TEN型薬疹:薬やばい菌のため広範囲に皮膚が赤くなったり,むけたりする。むけてないところでも指でこするとむけやすい。→死亡率が高く,すぐ病院に行くこと!!

<詳説>

薬疹

 薬剤(漢方薬・健康食品を含む)により皮膚あるいは他の臓器に症状が起こることです。アレルギー反応がほとんどです。ただし,非アレルギー性もあります。

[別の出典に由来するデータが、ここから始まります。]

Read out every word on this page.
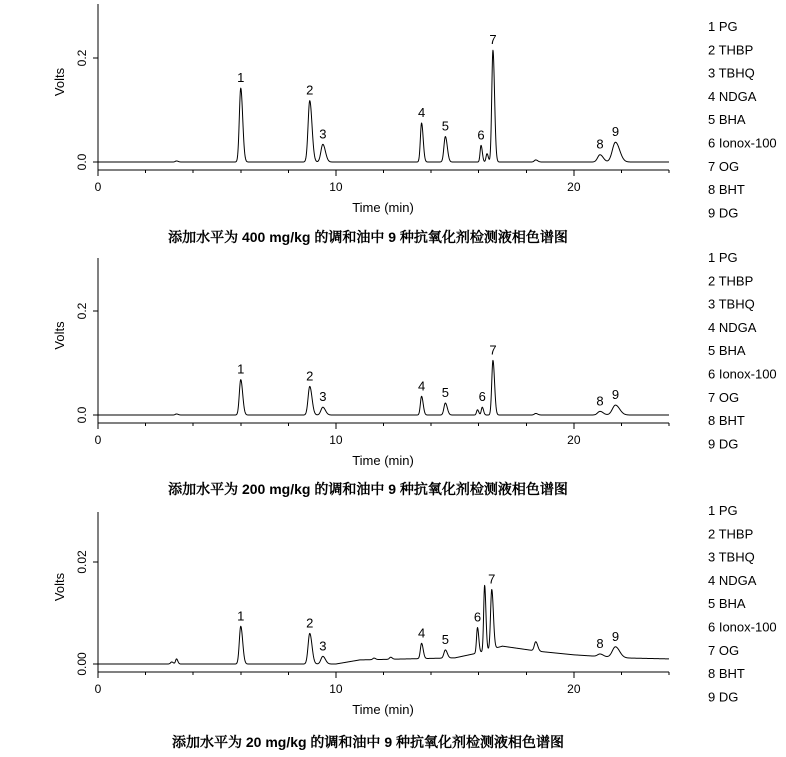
0.0
0.2
0	10	20
Time (min)
Volts	1
2
3
4
5
6
7
8
9
1 PG
2 THBP
3 TBHQ
4 NDGA
5 BHA
6 Ionox-100
7 OG
8 BHT
9 DG
添加水平为 400 mg/kg 的调和油中 9 种抗氧化剂检测液相色谱图
0.0
0.2
0	10	20
Time (min)
Volts
1	2
3
4 5 6
7
8 9
1 PG
2 THBP
3 TBHQ
4 NDGA
5 BHA
6 Ionox-100
7 OG
8 BHT
9 DG
添加水平为 200 mg/kg 的调和油中 9 种抗氧化剂检测液相色谱图
0.00
0.02
0	10	20
Time (min)
Volts
1	2
3
4 5
6
7
8 9
1 PG
2 THBP
3 TBHQ
4 NDGA
5 BHA
6 Ionox-100
7 OG
8 BHT
9 DG
添加水平为 20 mg/kg 的调和油中 9 种抗氧化剂检测液相色谱图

以下にいろいろ書きますが,尿酸の薬であるザイロリックR(アロプリノール),市販の風邪薬や病院で出されるPL顆粒Rに含まれるアセトアミノフェンは薬疹が多いことは重要です。

薬疹の発疹型と主な原因薬剤

 固定薬疹(円形の紅斑):アンチピリン,バルビツール,テトラサイクリン,サルファ剤,サリチル酸

 播種状紅斑丘疹型:ペニシリン,アンピシリン,ストレプトマイシン,バルビツール,クロルチアジド,サルファ剤,テトラサイクリン

 湿疹型:ペニシリン,アンピシリン,ストレプトマイシン,バルビツール,クロルチアジド,プロメサジン

 多形滲出性紅斑型:クロルプロパミド,ペニシリン,フェノチアジン系,非ステロイド消炎鎮痛薬,抗尿酸合成薬

 紅皮症型:ペニシリン,フェノチアジン系,サルファ剤,金製剤,ヒダントイン

 粘膜眼皮膚症候群(Stevens-Johnson症候群。多形滲出性紅斑型の重症型で致死性が高い):ペニシリン,フェノチアジン系,サルファ剤,金製剤,ヒダントイン

 中毒性表皮壊死融解症(toxic epidermal necrolysis,TEN,ライエル型。黄色ブドウ球菌でも起こる。ニコルスキー現象がみられる,つまり指でこすると新たにびらんが生じる):ペニシリン,フェノチアジン系,サルファ剤,金製剤,ヒダントイン

 蕁麻疹型:ペニシリン,セファレキシン,テトラサイクリン,サルファ剤,アセチルサリチル酸

 苔癬型:チアジド,金製剤,キニジン,ピリチオキシン

 紫斑型:金製剤,サルファ剤,ペニシリン,アセチルサリチル酸

 色素沈着:クロルブロマジン,砒素,フルオウラシル,銀

 結節性紅斑型:経口避妊薬,ヨード,サルファ剤,サリチル酸塩

 薔薇色粃糠疹型:バルビツール,金製剤

 紅斑性狼瘡型:ヒドララジン,フェニトイン,D-ペニシラミン,INH

 天疱瘡型:D-ペニシラミン

 ざ瘡型:副腎皮質ホルモン,ヨード,ブロム,アンドロゲン,INH

 その他(脱毛・多毛・結節・角化)

薬剤誘発性皮膚疾患

 エリテマトーデス:ヒダントイン,トリメタジオン,ブリミドン,エトクスシミド,カルパマゼピン,ブロカインアミド,キニジン,ヒドララジン,イソニアジド

 天疱瘡:D-ペニシラミン,カプトブリル,チオブロニン,ペニシリン,リファンピシン

 類天疱瘡:D-ペニシラミン,フロセミド

 ポルフィン症:アルコール,エストロゲン,グルセオフルビン

 ペラグラ:イソニアジド

薬疹の発症機序

 アレルギー反応・非アレルギー反応・光毒性反応などがあります。

 アレルギー反応

  I型:アナフィラキシー反応

  II型:細胞融解あるいは細胞毒型

  III型:アルサス型(血管炎)

  IV型:遅延型過敏

  光アレルギー反応

 非アレルギー反応

  薬理学的作用によるもの

  生態側の条件によるもの:特異体質(代謝酵素活性の低下),非耐性

 光毒性反応(薬剤+光線で皮膚症状が生じる)

中毒性表皮壊死剥離症(TEN型薬疹)

 薬剤が原因の場合,多形滲出性紅斑様皮疹が先行し,表皮下の剥離・表皮の変性を起こします。粘膜疹・色素沈着があります。発熱が持続性で,成人に起こりやすいとされます。経過は2〜3週に渡ります。治療は全身管理が必要で,異論はありますが副腎皮質ステロイドを用います。

 ブドウ球菌が原因となることもありますが,びまん性の紅斑が主として顔面より始まる・粘膜疹や色素沈着はない・発熱は一過性・表皮内の顆粒層の剥離・乳幼児に多い・夏から秋に多い・経過は2〜4日と短い・抗生物質で治療と,薬剤が原因となる場合と異なります。